The state's waiver proposal would have allowed beneficiaries to "cure" a shortage of hours in one month by making those hours up in subsequent months. That's considered important because many low-wage workers have part-time and seasonal jobs with varying hours.
But the CMS revised that provision, and will not allow such cures over more than one month starting in May 2020, according to an analysis by the Center on Budget and Policy Priorities.
New Hampshire's Democratic lawmakers tried unsuccessfully this year to eliminate the work requirement, and now are seeking to modify it.
New Hampshire officials project that 37,000 of the 50,000 expansion enrollees will have to meet the reporting and work requirements or seek an exemption, while about 13,000 will qualify for automatic exemptions.
"This (CMS waiver) approval will not promote coverage, but will result in significant coverage losses," said Jane Perkins, legal director of the National Health Law Program and lead attorney for the plaintiffs. "That is the administration's goal, to weaken the Medicaid program and cull people whom it deems unworthy."
The office of New Hampshire Republican Gov. Chris Sununu, who supports the work requirement, blasted the new lawsuit.
"This is nothing more than a partisan national organization coming in and trying to undo a bipartisan agreement by New Hampshire lawmakers in the best interest of New Hampshire citizens," Sununu's spokesman said.

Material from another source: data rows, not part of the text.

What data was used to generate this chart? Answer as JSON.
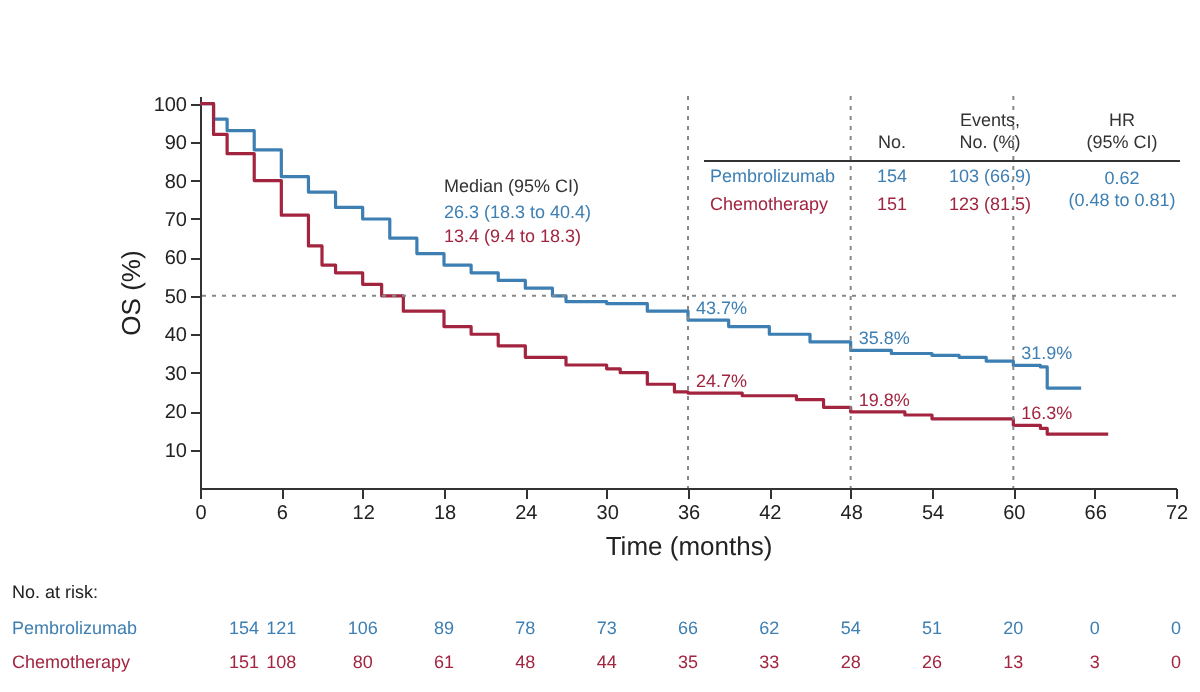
{
  "chart_data": {
    "type": "step",
    "xlabel": "Time (months)",
    "ylabel": "OS (%)",
    "xlim": [
      0,
      72
    ],
    "xticks": [
      0,
      6,
      12,
      18,
      24,
      30,
      36,
      42,
      48,
      54,
      60,
      66,
      72
    ],
    "ylim": [
      0,
      102
    ],
    "yticks": [
      10,
      20,
      30,
      40,
      50,
      60,
      70,
      80,
      90,
      100
    ],
    "legend": false,
    "grid": false,
    "series": [
      {
        "name": "Pembrolizumab",
        "color": "#3d7fb3",
        "x": [
          0,
          1,
          2,
          4,
          6,
          8,
          10,
          12,
          14,
          16,
          18,
          20,
          22,
          24,
          26,
          27,
          30,
          33,
          36,
          39,
          42,
          45,
          48,
          51,
          54,
          56,
          58,
          60,
          62,
          62.5,
          65
        ],
        "values": [
          100,
          96,
          93,
          88,
          81,
          77,
          73,
          70,
          65,
          61,
          58,
          56,
          54,
          52,
          50,
          48.5,
          48,
          46,
          43.7,
          42,
          40,
          38,
          35.8,
          35,
          34.5,
          34,
          33,
          31.9,
          31.5,
          26,
          26
        ]
      },
      {
        "name": "Chemotherapy",
        "color": "#a3243f",
        "x": [
          0,
          1,
          2,
          4,
          6,
          8,
          9,
          10,
          12,
          13.4,
          15,
          18,
          20,
          22,
          24,
          27,
          30,
          31,
          33,
          35,
          36,
          40,
          44,
          46,
          48,
          52,
          54,
          58,
          60,
          62,
          62.5,
          67
        ],
        "values": [
          100,
          92,
          87,
          80,
          71,
          63,
          58,
          56,
          53,
          50,
          46,
          42,
          40,
          37,
          34,
          32,
          31,
          30,
          27,
          25,
          24.7,
          24,
          23,
          21,
          19.8,
          19,
          18,
          18,
          16.3,
          15.5,
          14,
          14
        ]
      }
    ],
    "ref_lines": [
      {
        "axis": "y",
        "value": 50,
        "line_style": "dotted"
      },
      {
        "axis": "x",
        "value": 36,
        "line_style": "dotted"
      },
      {
        "axis": "x",
        "value": 48,
        "line_style": "dotted"
      },
      {
        "axis": "x",
        "value": 60,
        "line_style": "dotted"
      }
    ],
    "annotations": [
      {
        "text": "43.7%",
        "x": 36,
        "y": 43.7
      },
      {
        "text": "24.7%",
        "x": 36,
        "y": 24.7
      },
      {
        "text": "35.8%",
        "x": 48,
        "y": 35.8
      },
      {
        "text": "19.8%",
        "x": 48,
        "y": 19.8
      },
      {
        "text": "31.9%",
        "x": 60,
        "y": 31.9
      },
      {
        "text": "16.3%",
        "x": 60,
        "y": 16.3
      },
      "Median (95% CI)",
      "26.3 (18.3 to 40.4)",
      "13.4 (9.4 to 18.3)",
      "No.",
      "Events, No. (%)",
      "HR (95% CI)",
      "154",
      "103 (66.9)",
      "151",
      "123 (81.5)",
      "0.62 (0.48 to 0.81)",
      "No. at risk:",
      "154",
      "121",
      "106",
      "89",
      "78",
      "73",
      "66",
      "62",
      "54",
      "51",
      "20",
      "0",
      "0",
      "151",
      "108",
      "80",
      "61",
      "48",
      "44",
      "35",
      "33",
      "28",
      "26",
      "13",
      "3",
      "0"
    ]
  }
}
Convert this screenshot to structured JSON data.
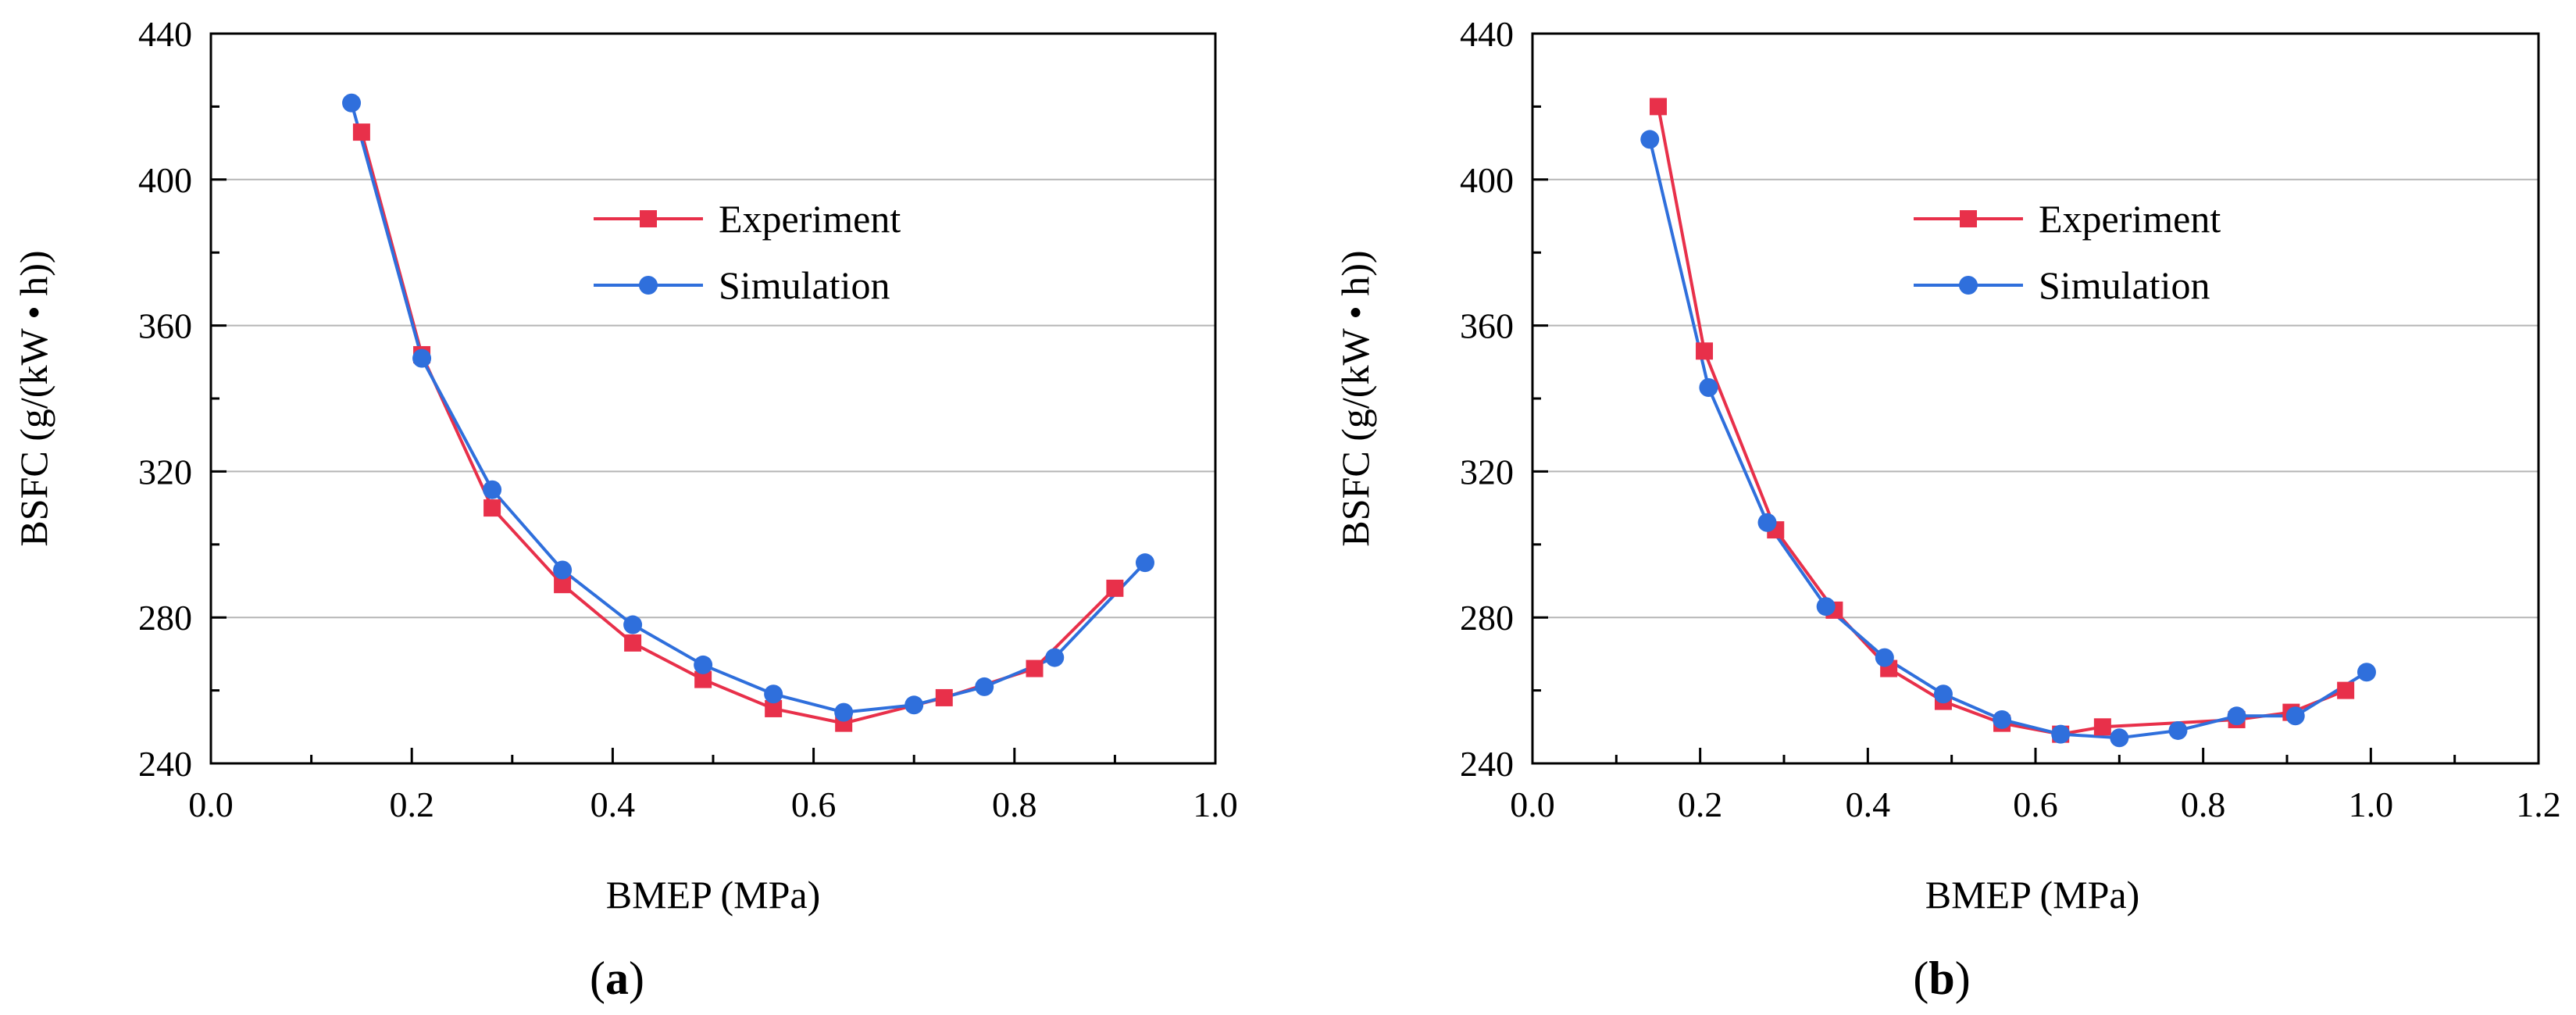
{
  "colors": {
    "experiment": "#e8304a",
    "simulation": "#2f6fdc",
    "grid": "#b5b5b5",
    "axis": "#000000"
  },
  "chart_data": [
    {
      "type": "line",
      "panel_label": "(a)",
      "panel_label_parts": [
        "(",
        "a",
        ")"
      ],
      "xlabel": "BMEP (MPa)",
      "ylabel": "BSFC (g/(kW • h))",
      "xlim": [
        0.0,
        1.0
      ],
      "ylim": [
        240,
        440
      ],
      "xticks": [
        0.0,
        0.2,
        0.4,
        0.6,
        0.8,
        1.0
      ],
      "xtick_labels": [
        "0.0",
        "0.2",
        "0.4",
        "0.6",
        "0.8",
        "1.0"
      ],
      "yticks": [
        240,
        280,
        320,
        360,
        400,
        440
      ],
      "ytick_labels": [
        "240",
        "280",
        "320",
        "360",
        "400",
        "440"
      ],
      "grid": "horizontal",
      "legend_position": "upper-center",
      "series": [
        {
          "name": "Experiment",
          "marker": "square",
          "x": [
            0.15,
            0.21,
            0.28,
            0.35,
            0.42,
            0.49,
            0.56,
            0.63,
            0.73,
            0.82,
            0.9
          ],
          "y": [
            413,
            352,
            310,
            289,
            273,
            263,
            255,
            251,
            258,
            266,
            288
          ]
        },
        {
          "name": "Simulation",
          "marker": "circle",
          "x": [
            0.14,
            0.21,
            0.28,
            0.35,
            0.42,
            0.49,
            0.56,
            0.63,
            0.7,
            0.77,
            0.84,
            0.93
          ],
          "y": [
            421,
            351,
            315,
            293,
            278,
            267,
            259,
            254,
            256,
            261,
            269,
            295
          ]
        }
      ]
    },
    {
      "type": "line",
      "panel_label": "(b)",
      "panel_label_parts": [
        "(",
        "b",
        ")"
      ],
      "xlabel": "BMEP (MPa)",
      "ylabel": "BSFC (g/(kW • h))",
      "xlim": [
        0.0,
        1.2
      ],
      "ylim": [
        240,
        440
      ],
      "xticks": [
        0.0,
        0.2,
        0.4,
        0.6,
        0.8,
        1.0,
        1.2
      ],
      "xtick_labels": [
        "0.0",
        "0.2",
        "0.4",
        "0.6",
        "0.8",
        "1.0",
        "1.2"
      ],
      "yticks": [
        240,
        280,
        320,
        360,
        400,
        440
      ],
      "ytick_labels": [
        "240",
        "280",
        "320",
        "360",
        "400",
        "440"
      ],
      "grid": "horizontal",
      "legend_position": "upper-center",
      "series": [
        {
          "name": "Experiment",
          "marker": "square",
          "x": [
            0.15,
            0.205,
            0.29,
            0.36,
            0.425,
            0.49,
            0.56,
            0.63,
            0.68,
            0.84,
            0.905,
            0.97
          ],
          "y": [
            420,
            353,
            304,
            282,
            266,
            257,
            251,
            248,
            250,
            252,
            254,
            260
          ]
        },
        {
          "name": "Simulation",
          "marker": "circle",
          "x": [
            0.14,
            0.21,
            0.28,
            0.35,
            0.42,
            0.49,
            0.56,
            0.63,
            0.7,
            0.77,
            0.84,
            0.91,
            0.995
          ],
          "y": [
            411,
            343,
            306,
            283,
            269,
            259,
            252,
            248,
            247,
            249,
            253,
            253,
            265
          ]
        }
      ]
    }
  ]
}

Last June, Judge Boasberg blocked the Kentucky work requirement program from starting, ruling that the CMS did not adequately consider the impact of the waiver on coverage losses, which the state had projected would be 95,000. He noted that the objective of the Medicaid law is to furnish coverage for medical and long-term care services.
Despite that ruling, Arkansas launched its work requirement program last year, and more than 18,000 expansion enrollees were dropped from coverage because they didn't meet the reporting requirements. Independent analysts said many Arkansans did not know about or understand the state's complicated reporting process.